Soms erger ik mij wel eens aan de storende
elementen in het landschap op ons eiland. De hoogspanningsmasten en windmolens
zijn mij dan een doorn in het oog. Zo ook de ruis van de industrie of een
drukke verkeersweg. Wordt het mij teveel, dan verkas ik tijdelijk naar elders.
De Kampina in Brabant is in dat geval een uitstekende bestemming.
Vroeg,
om de ochtendspits voor te zijn, vertrekken Peter en ik van huis. De reis
verloopt voorspoedig en na anderhalf uur houden wij aan de zuidrand van het
natuurgebied een koffiestop. Als wij energiek verder rijden, steekt er een vos vlak voor de
auto de weg over; als dat geen krentje is! In goede stemming, zo die er al niet
was, lopen wij verderop het bospad op.
Het
is of wij in een theatraal opgevoerde vogelsymfonie terecht zijn gekomen. Van
alle kanten klinkt vogelgezang. Opletten dus: wat zit waar? Opeens klinkt de
roep van een zwarte specht. ‘Zit hij daar niet, tegen die eikenstam?’ Als ik
kijk, vliegt de vogel op en landt vrij in het zicht op een omgevallen boom.
Gitzwart en een felrode kruin. Wat een plaatje!
Blij
als een kind geven wij elkaar een high five en juist op dat moment horen we de
zang van een wielewaal. Die blijkt moeilijker te vinden. Geduldig als wij zijn
geven we niet op. Als het vrouwtje zich laat zien en horen komt het mannetje
vanuit het hoge bladerdak tevoorschijn. ‘Als het zo doorgaat, blijft er geen
pap meer over, maar alleen krenten.’
En
zo slingeren wij door het bos, vergezeld van een vriendelijk kabbelend beekje.

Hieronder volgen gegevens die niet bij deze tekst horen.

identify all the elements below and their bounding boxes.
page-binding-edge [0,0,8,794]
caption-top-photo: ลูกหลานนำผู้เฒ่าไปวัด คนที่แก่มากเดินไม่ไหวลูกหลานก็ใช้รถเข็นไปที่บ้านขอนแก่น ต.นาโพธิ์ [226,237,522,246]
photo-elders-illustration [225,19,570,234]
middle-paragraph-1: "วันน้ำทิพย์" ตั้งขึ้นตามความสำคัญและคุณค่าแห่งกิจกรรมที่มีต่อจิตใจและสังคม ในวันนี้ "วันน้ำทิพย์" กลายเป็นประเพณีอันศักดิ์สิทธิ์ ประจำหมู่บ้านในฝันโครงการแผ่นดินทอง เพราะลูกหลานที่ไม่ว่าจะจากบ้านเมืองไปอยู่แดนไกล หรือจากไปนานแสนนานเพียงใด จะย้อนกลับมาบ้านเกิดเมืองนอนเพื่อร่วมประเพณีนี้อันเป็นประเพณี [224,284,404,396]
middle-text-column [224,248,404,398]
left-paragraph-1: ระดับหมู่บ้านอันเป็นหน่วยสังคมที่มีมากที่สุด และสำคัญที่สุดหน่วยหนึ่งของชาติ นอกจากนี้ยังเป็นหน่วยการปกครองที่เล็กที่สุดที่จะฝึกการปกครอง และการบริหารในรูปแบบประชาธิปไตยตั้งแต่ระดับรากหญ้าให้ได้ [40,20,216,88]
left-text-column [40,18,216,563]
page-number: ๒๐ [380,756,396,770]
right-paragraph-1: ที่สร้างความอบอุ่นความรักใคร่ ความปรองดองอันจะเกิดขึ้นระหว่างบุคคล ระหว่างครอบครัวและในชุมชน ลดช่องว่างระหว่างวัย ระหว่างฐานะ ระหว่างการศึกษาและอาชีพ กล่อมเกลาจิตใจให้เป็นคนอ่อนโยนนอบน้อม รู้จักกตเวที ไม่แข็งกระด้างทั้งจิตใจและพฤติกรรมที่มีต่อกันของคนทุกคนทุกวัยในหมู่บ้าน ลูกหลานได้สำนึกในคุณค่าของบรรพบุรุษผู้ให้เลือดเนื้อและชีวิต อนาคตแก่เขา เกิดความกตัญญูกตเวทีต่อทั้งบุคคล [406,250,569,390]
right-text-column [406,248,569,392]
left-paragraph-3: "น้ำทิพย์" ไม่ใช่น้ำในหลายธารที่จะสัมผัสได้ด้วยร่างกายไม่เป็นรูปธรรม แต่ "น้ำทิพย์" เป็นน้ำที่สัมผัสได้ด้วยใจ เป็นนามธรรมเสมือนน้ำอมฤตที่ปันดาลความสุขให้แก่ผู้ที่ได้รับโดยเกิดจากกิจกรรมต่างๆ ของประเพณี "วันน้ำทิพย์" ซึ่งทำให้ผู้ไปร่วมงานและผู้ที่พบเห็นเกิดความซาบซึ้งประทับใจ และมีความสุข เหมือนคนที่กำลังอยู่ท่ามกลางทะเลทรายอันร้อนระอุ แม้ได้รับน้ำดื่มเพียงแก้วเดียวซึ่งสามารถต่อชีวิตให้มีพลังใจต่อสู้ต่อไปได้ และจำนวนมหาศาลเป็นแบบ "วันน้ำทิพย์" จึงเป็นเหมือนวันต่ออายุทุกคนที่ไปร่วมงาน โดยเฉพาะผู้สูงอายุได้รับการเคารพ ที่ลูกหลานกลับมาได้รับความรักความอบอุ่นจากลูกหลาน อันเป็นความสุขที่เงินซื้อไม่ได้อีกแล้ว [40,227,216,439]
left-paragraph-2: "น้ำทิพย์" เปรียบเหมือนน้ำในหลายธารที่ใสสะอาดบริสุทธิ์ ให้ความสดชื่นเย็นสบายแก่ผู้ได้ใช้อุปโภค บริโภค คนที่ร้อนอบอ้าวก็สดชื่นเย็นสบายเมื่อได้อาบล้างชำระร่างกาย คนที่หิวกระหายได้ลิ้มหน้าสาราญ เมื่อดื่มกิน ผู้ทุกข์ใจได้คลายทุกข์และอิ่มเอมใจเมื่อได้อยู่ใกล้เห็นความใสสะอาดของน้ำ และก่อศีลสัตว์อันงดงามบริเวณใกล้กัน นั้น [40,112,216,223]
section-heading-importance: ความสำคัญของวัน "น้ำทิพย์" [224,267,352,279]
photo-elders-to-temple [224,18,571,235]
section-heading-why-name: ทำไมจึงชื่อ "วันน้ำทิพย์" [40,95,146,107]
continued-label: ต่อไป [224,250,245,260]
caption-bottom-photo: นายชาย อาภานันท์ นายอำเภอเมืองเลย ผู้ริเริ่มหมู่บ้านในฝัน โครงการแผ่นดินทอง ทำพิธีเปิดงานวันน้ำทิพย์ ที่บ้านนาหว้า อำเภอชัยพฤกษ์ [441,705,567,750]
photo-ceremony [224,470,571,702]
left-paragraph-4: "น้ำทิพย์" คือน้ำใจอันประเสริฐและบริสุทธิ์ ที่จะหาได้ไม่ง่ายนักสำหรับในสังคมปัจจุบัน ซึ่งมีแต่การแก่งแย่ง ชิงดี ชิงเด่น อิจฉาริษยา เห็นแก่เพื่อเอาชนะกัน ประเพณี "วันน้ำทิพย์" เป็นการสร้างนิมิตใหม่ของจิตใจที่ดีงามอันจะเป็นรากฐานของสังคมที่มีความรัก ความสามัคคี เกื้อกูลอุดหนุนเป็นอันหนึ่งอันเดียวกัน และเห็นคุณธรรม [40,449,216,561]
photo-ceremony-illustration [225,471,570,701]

Op een open plek, waar de rivier breder wordt, stoppen wij voor een slokje
water, maken een praatje met twee voorbijgangers en volgen een buizerdgrote
roofvogel die hoog boven het veld cirkelt. ‘Is het geen wespendief?’ De vogel
zou om het zeker te weten even moeten kantelen. Helaas verdwijnt hij uit het
zicht. Deze vogel blijft voor ons een raadsel.
Opeens
horen wij het gekras van een … Ja wat was het ook alweer? Ondanks dat ik de
soort enkele weken terug uitvoerig heb kunnen observeren, moet ik flink zoeken
in mijn interne databestand. Pas als het vogeltje in een flits voorbijvliegt is
het één en één is twee: een bonte vliegenvanger. Die dag zullen wij nog diverse
paartjes ontdekken.
Half
in de middag na een koud en wit gekraagd goudgeel Palmpje keren wij de Kampina,
met zijn vennen, beekjes en bossen, de rug toe. Bij ons op het eiland, zullen
wij het weer met de hoogspanningsmasten en windmolens moeten doen. Maar ach, daar
valt mee te leven. Zij horen er inmiddels bij. Trouwens in een van die masten
zal straks de boomvalk weer broeden. Wij kijken er naar uit!